Smothering Tithe is a card that probably needs no introduction. It’s a staple in any white deck, a card that has been fairly expensive for a while now, and a card that can generate a wild amount of value. Every time your opponent draws a card, you get to create a treasure token unless the opponent in question pays two mana. While that might not seem like a massive cost, some decks rely on draw power to such an extent that just getting to removal for this enchantment could give you an incredible amount of treasure tokens.

 

Silence

 

Silence is a simple card. For 0W you get an instant that just tells your opponent they can’t play the game this turn. They can’t cast creatures, they can’t cast sorceries, they can’t cast anything. The only thing that they CAN do is activate abilities of permanents that are already on the battlefield which, depending on when this is cast, might be very little help.

 

Teferi’s Protection

 

Teferi’s Protection is probably the single best example of protection in the entirety of Magic The Gathering. For a measly three mana, your life total can’t change and you get protection from everything, while all permanents you control are phased out. Phasing out actually works a lot better than indestructible or hexproof, too, as these cards don’t exist until they phase back in, meaning they can’t be targeted.

 

Solitude 

 

The cycle of elementals from Modern Horizons are all pretty great cards, but Solitude is probably one of the most oft-forgotten about of the bunch. This card has Flash and Lifelink (though the Lifelink is unlikely to come up much, for reasons we’ll get into shortly), and when it enters the battlefield it exiles up to one other target creature, with the controller of that creature gaining life equal to its power. If this seems like a slightly worse (and substantially more expensive) Swords To Plowshares, that’s because at first glance it is. But this card also has Evoke, meaning by exiling a white card from your hand you can cast this spell for free, so you’ve got an extra Swords to Plowshares that you can cast for free.

 

 

Farewell

 

We’ve already spoken about the best protection in white, so how about the best board wipe? Farewell is a fairly notorious card, and for a good reason: it can exile every graveyard, every artifact, every creature, and every enchantment on the field.  You can also choose exactly what you want to exile here, meaning that if you’re playing a primarily enchantment-based deck (as an example) you can simply choose to not exile all of the enchantments on the battlefield so that you’re ahead of your opponent.

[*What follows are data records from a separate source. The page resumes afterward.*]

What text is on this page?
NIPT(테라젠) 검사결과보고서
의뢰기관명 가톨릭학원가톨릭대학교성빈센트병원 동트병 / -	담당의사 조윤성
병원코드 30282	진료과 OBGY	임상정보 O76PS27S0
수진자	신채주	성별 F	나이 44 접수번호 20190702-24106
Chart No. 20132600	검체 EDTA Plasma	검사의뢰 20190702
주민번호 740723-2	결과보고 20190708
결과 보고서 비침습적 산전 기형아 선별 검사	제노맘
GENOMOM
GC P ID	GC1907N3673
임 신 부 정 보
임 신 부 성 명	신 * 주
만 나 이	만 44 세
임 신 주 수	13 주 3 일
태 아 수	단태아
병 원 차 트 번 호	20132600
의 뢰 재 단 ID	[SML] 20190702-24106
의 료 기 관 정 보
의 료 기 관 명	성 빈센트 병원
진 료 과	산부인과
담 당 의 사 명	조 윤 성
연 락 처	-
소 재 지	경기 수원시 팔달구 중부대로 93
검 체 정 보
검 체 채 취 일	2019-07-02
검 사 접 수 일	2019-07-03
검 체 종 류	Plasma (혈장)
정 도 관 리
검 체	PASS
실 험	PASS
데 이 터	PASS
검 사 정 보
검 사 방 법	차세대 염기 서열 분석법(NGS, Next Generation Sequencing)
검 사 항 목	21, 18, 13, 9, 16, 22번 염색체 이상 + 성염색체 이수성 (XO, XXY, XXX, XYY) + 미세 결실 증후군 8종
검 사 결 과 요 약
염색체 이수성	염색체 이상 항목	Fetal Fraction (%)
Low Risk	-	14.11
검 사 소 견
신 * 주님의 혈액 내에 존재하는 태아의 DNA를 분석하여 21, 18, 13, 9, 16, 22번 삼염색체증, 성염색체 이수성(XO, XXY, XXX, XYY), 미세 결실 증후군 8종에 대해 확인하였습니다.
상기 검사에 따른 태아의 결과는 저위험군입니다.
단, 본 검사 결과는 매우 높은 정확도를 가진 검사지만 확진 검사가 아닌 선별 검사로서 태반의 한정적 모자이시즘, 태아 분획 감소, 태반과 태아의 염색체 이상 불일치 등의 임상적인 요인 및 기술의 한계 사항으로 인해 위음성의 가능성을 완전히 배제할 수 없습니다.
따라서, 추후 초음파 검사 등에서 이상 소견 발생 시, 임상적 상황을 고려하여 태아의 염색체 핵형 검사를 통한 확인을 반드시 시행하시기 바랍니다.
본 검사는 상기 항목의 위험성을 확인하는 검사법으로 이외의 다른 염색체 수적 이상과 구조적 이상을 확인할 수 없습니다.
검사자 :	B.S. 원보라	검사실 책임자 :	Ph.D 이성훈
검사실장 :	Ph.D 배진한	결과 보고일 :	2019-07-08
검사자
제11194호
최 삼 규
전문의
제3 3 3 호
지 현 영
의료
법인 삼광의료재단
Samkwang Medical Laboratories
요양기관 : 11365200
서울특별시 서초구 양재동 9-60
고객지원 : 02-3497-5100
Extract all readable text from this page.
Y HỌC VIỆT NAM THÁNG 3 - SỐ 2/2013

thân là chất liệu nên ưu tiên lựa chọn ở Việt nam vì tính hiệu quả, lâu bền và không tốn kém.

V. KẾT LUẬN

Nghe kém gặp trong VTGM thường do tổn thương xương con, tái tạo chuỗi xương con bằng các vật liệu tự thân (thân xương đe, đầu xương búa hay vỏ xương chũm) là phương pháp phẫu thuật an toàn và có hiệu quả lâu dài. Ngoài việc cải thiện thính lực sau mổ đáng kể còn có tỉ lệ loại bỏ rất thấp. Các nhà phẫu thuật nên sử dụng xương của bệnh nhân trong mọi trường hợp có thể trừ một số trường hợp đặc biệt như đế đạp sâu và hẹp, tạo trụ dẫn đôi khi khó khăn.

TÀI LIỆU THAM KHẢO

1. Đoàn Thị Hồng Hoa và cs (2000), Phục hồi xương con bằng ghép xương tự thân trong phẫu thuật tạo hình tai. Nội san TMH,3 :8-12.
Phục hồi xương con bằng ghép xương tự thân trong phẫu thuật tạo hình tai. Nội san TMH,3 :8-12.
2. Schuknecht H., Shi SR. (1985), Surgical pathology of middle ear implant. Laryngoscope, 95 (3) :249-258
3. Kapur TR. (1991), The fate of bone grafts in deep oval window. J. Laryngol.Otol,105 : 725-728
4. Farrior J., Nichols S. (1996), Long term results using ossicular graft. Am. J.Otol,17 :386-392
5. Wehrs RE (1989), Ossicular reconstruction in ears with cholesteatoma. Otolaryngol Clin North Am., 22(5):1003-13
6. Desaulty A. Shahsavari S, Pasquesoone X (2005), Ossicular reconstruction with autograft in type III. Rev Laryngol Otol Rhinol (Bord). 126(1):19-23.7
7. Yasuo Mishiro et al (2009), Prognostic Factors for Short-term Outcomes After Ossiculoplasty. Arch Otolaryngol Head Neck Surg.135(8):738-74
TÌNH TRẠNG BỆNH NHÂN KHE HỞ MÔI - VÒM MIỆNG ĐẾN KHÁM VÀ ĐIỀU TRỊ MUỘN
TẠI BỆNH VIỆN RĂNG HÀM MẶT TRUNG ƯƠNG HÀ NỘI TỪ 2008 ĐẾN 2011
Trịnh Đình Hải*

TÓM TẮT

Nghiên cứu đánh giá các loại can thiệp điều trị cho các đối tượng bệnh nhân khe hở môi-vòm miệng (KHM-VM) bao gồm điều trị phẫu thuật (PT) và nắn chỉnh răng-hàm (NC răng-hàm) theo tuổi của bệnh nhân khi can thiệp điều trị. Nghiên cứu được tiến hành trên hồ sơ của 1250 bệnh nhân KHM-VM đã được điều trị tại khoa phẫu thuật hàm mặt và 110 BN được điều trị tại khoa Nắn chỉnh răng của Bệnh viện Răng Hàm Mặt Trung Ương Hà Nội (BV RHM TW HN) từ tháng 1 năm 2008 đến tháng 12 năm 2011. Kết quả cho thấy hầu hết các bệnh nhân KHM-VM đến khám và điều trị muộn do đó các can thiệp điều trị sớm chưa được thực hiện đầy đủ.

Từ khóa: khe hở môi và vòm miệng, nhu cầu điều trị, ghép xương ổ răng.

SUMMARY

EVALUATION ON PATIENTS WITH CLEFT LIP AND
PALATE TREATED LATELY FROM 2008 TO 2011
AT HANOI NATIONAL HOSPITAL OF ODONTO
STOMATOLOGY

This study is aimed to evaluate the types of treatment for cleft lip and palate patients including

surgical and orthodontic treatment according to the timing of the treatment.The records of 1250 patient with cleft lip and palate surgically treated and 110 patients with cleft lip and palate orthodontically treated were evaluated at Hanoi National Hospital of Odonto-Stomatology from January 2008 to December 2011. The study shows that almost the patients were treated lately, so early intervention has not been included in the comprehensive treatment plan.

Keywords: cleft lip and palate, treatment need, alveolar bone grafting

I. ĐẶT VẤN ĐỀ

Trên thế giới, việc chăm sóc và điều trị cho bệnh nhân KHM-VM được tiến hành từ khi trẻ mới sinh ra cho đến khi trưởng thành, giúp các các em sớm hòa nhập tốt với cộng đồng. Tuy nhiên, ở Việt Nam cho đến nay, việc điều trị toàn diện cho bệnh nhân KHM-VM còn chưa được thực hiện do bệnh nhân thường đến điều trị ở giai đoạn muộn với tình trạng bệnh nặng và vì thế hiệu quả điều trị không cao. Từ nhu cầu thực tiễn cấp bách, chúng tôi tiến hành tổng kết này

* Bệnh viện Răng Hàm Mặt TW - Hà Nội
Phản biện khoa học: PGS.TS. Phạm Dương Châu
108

Boromir, Warden of the Tower

 

You’ll have likely noticed a pattern with cards on this list. Many of them stop your opponent from playing the game or stop certain strategies from ever getting off the ground. Boromir, Warden of the Tower is another of these cards, but this one specifically shuts down strategies that rely on getting free spells. Every spell that an opponent casts without spending mana to cast it is countered, and that’s not all: by sacrificing Boromir, your creatures gain indestructible until the end of the turn, stopping big board wipes from shutting you down.